Structure and enzymatic functions of human CD38

Abstract

CD38 is a novel multifunctional protein that serves not only as an antigen but also as an enzyme. It catalyzes the metabolism of cyclic ADP-ribose and nicotinic acid adenine dinucleotide phosphate, two structurally and functionally distinct Ca(2+) messengers targeting, respectively, the endoplasmic reticulum and lysosomal Ca(2+) stores. The protein has recently been crystallized and its three-dimensional structure solved to a resolution of 1.9 A. The crystal structure of a binary complex reveals critical interactions between residues at the active site and a bound substrate, providing mechanistic insights to its novel multi-functional catalysis. This article reviews the current advances in the understanding of the structural determinants that control the multiple enzymatic reactions catalyzed by CD38.

Figure 1

The multiple enzymatic reactions catalyzed by CD38. Abbreviations used: cyclic ADP-ribose, cADPR; ADP-ribose, ADPR; nicotinic acid adenine dinucleotide phosphate, NAADP; nicotinic acid, NA; ADP-ribose-2’-phosphate, ADPRP.

Figure 2

Crystal Structures of CD38. Left panel.
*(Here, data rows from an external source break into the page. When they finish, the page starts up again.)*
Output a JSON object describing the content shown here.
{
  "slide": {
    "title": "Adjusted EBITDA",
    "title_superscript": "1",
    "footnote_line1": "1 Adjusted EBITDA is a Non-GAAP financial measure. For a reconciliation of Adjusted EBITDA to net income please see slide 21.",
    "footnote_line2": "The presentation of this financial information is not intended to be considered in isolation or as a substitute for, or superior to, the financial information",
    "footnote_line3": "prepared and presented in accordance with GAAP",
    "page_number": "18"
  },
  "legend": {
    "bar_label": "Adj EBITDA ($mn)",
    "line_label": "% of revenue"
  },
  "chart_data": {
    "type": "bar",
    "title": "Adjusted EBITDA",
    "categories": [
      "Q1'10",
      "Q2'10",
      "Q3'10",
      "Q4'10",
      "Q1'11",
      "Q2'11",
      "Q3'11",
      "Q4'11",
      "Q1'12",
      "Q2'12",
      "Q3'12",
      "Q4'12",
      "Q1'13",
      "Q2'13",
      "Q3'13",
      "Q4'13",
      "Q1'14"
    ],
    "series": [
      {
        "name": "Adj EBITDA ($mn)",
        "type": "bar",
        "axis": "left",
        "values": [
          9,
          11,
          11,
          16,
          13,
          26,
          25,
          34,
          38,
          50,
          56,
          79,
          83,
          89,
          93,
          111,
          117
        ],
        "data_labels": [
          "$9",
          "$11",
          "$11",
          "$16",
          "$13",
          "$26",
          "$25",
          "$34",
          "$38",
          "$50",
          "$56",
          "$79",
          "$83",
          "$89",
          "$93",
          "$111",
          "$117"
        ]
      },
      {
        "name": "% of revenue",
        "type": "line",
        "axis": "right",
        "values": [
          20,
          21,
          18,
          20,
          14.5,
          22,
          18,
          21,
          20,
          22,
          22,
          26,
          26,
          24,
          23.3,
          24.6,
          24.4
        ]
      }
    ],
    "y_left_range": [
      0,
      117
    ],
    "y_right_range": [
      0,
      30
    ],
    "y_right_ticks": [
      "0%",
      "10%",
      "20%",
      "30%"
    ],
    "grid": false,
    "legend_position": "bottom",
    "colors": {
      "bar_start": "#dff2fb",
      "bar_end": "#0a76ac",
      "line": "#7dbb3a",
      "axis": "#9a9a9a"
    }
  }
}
Color codes for the secondary structures are: green, β-structures; red, α-helix; cyan, conserved disulfide bonds; yellow, unique disulfide bond; purple, TLEDTL-conserved motif. Right panel. The van der Waal’s surface of CD38 is shown. The bound substrate molecule at the active site is nicotinamide mononucleotide. The surface of the TLEDTL-conserved motif is colored purple.

Figure 3

A model of native CD38 embedded in a membrane. The surface potential of the extra-membrane domain is based on crystallography, with the negative charged regions colored red, while positively charged are blue. The transparent oval (yellow) indicates the location of the active site pocket. The transmembrane segment is modeled arbitrarily as a helix (gold), while the N-terminal tail as a random coil. Phospholipids of the membrane are colored green.

Figure 4

Stereo views of the active site of CD38. Top panel. A close-up surface view is shown with a molecule of nicotinamide mononucleotide (NMN) bound to the active site pocket. Color coding for its atoms: green, carbon; blue, nitrogen; yellow, phosphorus; red, oxygen. Hydrogen atoms are not shown for clarity. The van der Waal’s surface are colored transparent white, allowing the critical residues to be seen. Color code for atoms of the residues: black, carbon; cyan, nitrogen; red, oxygen; white, hydrogen. Bottom panel. Critical residues and NMN (yellow) are shown. Numbers are distances in Angstroms. Glu146 is colored cyan; Asp155, magenta; Asp147, light gray; and dark gray for Trp125, Trp189, and Gly226.